A 2018 study, titled Gender Shades, which found facial health screening systems to be more likely to misdirect people with darker skin, popularized the use of FST to evaluate AI. The research described FST as a “starting point,” but scientists on similar studies that came later told Reuters they used the scale to stay consistent.
âAs a first step in a relatively immature market, it serves its purpose to help us spot red flags,â said Inioluwa Deborah Raji, a Mozilla Fellow with a focus on testing AI.
In an April study that tested AI to detect deepfakes, researchers at Facebook Inc (FB.O) wrote that FST “clearly does not encompass the diversity within brown and black skin tones.” Still, they posted videos of 3,000 people used to rate AI systems, with FST tags attached based on ratings from eight human reviewers.
The judgment of the evaluator is central.

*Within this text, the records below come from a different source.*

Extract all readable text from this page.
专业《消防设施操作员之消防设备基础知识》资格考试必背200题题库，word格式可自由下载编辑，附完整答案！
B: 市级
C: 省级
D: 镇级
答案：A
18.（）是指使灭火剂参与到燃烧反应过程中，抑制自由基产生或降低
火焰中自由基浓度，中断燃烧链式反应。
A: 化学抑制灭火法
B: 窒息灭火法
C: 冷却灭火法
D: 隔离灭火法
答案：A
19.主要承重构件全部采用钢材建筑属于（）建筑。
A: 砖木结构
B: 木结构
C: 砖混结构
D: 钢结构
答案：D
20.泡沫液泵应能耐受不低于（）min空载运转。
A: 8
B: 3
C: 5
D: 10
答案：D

The software startup AnyVision for facial recognition gave its reviewers prominent examples last year: Former baseball star Derek Jeter as Type IV, model Tyra Banks as V and rapper 50 Cent as VI.
AnyVision told Reuters that it is okay with Google’s decision to reconsider its use of FST, and Facebook said it was open to better action.
Microsoft Corp (MSFT.O) and smartwatch makers Apple Inc (AAPL.O) and Garmin Ltd (GRMN.O) use FST when they work on health-related sensors.
But the use of FST could fuel “false reassurance” about heart rate readings from smartwatches on darker skin, wrote clinicians at the University of California San Diego, inspired by the Black Lives Matter movement for social equality, in Sleep magazine last year.
Microsoft has recognized the imperfections of FST. Apple said it tests on people with different skin tones using a variety of measures, including FST only sometimes. Based on extensive testing, Garmin said the readings are reliable.
Victor Casale, who founded makeup company Mob Beauty and helped Crayola with the new colored pencils, said he came up with 40 shades for the foundation, each about 3% different from one another, or enough to suit most adults distinguish.
The color accuracy in electronics suggests engineering standards should be 12 to 18 tones, he said, adding, “You can’t just have six.”
Reporting from Paresh Dave; Edited by Jonathan Weber and Lisa Shumaker
Our Standards: The Thomson Reuters Trust Principles.